Muchos años después frente a los libros de Gabriel García Márquez (Aracataca, Colombia, 1927) sus lectores habíamos de recordar aquella tarde remota en que leímos atónitos por vez primera las narraciones del “hijo del telegrafista” y de la mujer más bonita de Aracataca.
Nació a las 8.30 en olor de bananos y de guayabas una calurosa mañana del domingo 6 de marzo de 1927, mientras su querido abuelo Nicolás estaba en misa de ocho. Llegó a la vida medio muerto, ahogándose con el cordón umbilical al cuello, ratificando su claustrofobia innegociable que haría que muchos años después comprara casas con amplios ventanales. Criado en la casa de sus abuelos, no conoce a su madre hasta los tres años y a su padre, homeópata de vocación, hasta los siete y nueve meses.
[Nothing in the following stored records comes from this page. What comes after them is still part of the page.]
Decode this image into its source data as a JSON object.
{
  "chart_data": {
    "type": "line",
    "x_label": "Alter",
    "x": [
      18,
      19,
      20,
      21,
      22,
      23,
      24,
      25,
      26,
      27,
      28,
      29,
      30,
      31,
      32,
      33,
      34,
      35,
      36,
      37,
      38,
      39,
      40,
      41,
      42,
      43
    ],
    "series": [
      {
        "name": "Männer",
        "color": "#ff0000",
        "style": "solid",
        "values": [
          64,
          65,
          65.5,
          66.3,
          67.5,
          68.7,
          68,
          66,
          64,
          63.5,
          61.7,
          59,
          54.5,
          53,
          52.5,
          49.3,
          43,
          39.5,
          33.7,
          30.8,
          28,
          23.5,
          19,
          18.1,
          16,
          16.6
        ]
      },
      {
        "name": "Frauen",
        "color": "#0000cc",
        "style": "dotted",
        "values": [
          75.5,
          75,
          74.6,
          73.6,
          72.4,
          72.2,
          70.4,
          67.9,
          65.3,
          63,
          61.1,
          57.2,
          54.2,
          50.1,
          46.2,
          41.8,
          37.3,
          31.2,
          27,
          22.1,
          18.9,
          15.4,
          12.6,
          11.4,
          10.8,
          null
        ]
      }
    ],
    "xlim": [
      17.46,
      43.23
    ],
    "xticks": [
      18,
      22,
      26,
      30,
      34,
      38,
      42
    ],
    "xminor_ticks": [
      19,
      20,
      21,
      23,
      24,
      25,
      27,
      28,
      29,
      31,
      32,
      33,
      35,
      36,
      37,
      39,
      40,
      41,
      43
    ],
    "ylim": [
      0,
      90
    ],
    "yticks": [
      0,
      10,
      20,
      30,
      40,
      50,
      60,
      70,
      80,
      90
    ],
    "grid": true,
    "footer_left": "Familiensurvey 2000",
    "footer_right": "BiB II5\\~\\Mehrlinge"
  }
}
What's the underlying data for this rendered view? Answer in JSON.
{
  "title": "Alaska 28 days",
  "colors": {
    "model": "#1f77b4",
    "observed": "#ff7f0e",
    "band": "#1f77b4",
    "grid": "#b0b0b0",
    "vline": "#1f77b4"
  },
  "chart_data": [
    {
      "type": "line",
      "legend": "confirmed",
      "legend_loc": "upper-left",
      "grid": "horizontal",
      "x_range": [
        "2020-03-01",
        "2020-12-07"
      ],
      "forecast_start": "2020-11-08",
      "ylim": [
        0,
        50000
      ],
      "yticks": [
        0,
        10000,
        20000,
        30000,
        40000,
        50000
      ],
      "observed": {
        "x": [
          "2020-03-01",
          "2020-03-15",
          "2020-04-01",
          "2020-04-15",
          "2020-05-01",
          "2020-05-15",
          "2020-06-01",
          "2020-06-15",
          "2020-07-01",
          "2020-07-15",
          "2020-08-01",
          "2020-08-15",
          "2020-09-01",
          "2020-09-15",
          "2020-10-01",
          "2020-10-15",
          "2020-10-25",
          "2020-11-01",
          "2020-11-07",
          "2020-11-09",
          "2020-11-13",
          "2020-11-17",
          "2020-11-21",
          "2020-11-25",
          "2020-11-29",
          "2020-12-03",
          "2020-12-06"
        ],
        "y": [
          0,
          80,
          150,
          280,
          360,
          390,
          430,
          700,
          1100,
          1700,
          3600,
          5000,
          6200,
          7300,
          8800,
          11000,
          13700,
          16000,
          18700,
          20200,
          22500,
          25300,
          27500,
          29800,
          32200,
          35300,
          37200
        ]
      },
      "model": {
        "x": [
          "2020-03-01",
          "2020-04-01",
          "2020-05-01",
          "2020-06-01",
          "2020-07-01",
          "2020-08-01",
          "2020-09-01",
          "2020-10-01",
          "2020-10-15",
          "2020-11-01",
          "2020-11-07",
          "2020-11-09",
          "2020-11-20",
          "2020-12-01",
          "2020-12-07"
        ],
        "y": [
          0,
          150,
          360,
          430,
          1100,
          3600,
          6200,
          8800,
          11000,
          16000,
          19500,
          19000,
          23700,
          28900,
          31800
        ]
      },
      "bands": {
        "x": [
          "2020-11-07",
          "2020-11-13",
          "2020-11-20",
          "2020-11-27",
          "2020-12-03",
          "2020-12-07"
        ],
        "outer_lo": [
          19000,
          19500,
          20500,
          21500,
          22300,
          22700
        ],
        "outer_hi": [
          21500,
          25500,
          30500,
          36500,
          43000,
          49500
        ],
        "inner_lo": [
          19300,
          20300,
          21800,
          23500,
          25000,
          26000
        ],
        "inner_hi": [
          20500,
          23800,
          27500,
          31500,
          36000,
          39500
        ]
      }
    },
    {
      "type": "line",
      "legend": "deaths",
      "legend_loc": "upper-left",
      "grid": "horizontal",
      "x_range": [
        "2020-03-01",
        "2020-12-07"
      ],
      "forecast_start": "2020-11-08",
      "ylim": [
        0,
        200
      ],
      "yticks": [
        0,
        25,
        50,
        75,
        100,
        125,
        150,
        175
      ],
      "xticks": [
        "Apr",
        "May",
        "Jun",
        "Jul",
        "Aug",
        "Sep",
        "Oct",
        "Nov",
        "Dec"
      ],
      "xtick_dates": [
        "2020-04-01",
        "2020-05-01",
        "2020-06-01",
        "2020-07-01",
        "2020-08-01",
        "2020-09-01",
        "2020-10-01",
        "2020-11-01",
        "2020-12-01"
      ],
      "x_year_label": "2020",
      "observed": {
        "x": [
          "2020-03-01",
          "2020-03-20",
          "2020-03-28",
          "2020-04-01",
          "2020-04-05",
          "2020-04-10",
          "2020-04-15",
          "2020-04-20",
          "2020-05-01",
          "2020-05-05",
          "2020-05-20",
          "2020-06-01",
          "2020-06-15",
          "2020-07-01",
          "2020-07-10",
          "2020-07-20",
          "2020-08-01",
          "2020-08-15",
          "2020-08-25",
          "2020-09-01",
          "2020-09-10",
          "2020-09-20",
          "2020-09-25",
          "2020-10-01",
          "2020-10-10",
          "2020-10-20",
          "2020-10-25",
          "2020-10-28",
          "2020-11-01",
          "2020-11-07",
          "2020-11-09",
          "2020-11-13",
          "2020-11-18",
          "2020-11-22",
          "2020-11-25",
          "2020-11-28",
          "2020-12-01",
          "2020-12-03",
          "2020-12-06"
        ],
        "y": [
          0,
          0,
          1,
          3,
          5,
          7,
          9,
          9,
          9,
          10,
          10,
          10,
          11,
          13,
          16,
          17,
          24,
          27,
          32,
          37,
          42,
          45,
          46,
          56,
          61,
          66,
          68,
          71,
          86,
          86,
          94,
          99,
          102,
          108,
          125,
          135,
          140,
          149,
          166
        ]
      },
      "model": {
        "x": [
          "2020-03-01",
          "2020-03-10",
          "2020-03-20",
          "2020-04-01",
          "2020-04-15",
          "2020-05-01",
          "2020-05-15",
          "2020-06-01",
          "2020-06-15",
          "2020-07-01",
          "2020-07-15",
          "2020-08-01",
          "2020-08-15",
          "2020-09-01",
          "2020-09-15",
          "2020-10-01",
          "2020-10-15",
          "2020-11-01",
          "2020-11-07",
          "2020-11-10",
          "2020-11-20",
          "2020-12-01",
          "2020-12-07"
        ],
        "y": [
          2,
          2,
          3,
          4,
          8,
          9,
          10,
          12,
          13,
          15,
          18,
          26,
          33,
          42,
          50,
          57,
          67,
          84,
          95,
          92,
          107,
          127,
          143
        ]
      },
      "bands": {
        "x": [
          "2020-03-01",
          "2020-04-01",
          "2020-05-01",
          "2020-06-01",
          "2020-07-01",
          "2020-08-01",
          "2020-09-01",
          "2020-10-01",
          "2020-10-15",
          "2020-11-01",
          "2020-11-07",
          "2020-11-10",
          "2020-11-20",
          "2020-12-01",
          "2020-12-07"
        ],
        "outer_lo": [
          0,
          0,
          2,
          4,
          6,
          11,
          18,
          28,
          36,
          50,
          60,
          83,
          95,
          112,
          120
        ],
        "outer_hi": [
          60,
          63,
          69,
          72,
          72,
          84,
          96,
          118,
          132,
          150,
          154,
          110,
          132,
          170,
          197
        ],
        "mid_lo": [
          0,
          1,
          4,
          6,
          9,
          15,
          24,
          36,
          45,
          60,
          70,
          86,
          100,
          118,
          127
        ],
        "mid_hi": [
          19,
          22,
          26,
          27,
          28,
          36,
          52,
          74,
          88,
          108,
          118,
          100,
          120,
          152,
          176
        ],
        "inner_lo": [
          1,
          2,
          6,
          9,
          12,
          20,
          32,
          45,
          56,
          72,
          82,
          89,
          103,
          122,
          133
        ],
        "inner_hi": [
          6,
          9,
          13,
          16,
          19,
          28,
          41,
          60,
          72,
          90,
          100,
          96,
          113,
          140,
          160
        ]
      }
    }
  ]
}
Él ha confesado en más de una ocasión que su recuerdo más vivo “no es el de las personas, sino el de la casa misma de Aracataca donde viví con mis abuelos. Todos los días despierto con la impresión, falsa o real, de que he soñado que estoy en esa casa.”
El pequeño Gabito era un dibujante contumaz y un lector ensimismado de Las mil y una noches. En ese libro “había un tipo que destapaba una botella y salía un genio de humo” y dijo: “¡Coño, esto es una maravilla!” Muchos años después quedaría literalmente conmocionado por otras obras: La metamorfosis de Kafka (“… de modo que esto se puede hacer en literatura; entonces esto sí me interesa, esto seré yo”), Edipo Rey de Sófocles (“una novela policíaca genial, pues en ella el detective descubre que él mismo es el asesino”) y Pedro Páramo de Juan Rulfo, un libro que le regaló su amigo Álvaro Mutis, quien le dijo: “Léase esa vaina, y no joda, para que aprenda cómo se escribe.” No se acostó hasta terminar la segunda lectura de los muertos en vida de Comala. Pero también se hechizó con Rabelais, Defoe, Camus, Hemingway, Faulkner, La señora Dalloway y el Ulises.
Abandonada una y otra vez la carrera de Derecho su padre le auguró: “comerás papel”, pero se sintió a salvo con sus amigos zumbones, los “mamadores de gallo”, con su pasión por el cine y con su novia de toda la vida, Mercedes Barcha Pardo, “el cocodrilo sagrado”. Empezaría una vorágine de ingentes trabajos periodísticos y de viajes iniciáticos a Roma, París, Londres, Caracas, Nueva York, México o Barcelona. Publica no sin dificultades La hojarasca (1955), El coronel no tiene quien le escriba (1961), Los funerales de Mamá Grande (1962), La mala hora (1966). Pero es con Cien años de soledad (1967) –que se iba a llamar La casa-, la novela torrencial y de estilo inconfundiblemente hiperbólico que era, en confesión de García Márquez, “un vallenato en versión novela”, que parte en dos la literatura en lengua castellana y su vida. Gestada desde la infancia fue escrita en la ‘Cueva de la Mafia’, su escritorio del barrio mexicano de San Angel Inn, durante catorce ininterrumpidos y febriles meses. La novela se propagó como pólvora. Incendió primero Argentina, después Latinoamérica, Europa y ya no hubo lector -ni lengua- que se le resistiera al tímido bigotudo de cabellos desordenados y de calcetines policromados.
Nos ha convocado a otras ficciones como el aedo convoca al pueblo en mitad de la plaza. Prueba de ello son Crónica de una muerte anunciada (1981), El otoño del patriarca (1982), El amor en los tiempos del cólera (1985) -primera novela que escribe a ordenador, dejando por fin sus legendarias reescrituras de cada página donde encontraba un error- o El general en su laberinto (1989), donde plasma su todavía hoy fascinación por el poder. Se suceden los premios y galardones, pero es en octubre de 1982 que le es concedido el premio Nobel de Literatura, que no recibió en frac, según marca el protocolo, sino en un caribeño liqui-liqui blanco.
Ahora que ingresamos en el 2007 García Márquez cumplirá 80 años, Cien años de soledad 40 y su Nobel 25. Albricias y gratitud eterna para los dioses. Sabemos que todo lo que ha escrito el mago de Aracataca es irrepetible desde siempre y para siempre, porque las estirpes de sus lectores estamos condenados a cien años de soledad descifrando sus ficciones, como Melquíades sus pergaminos.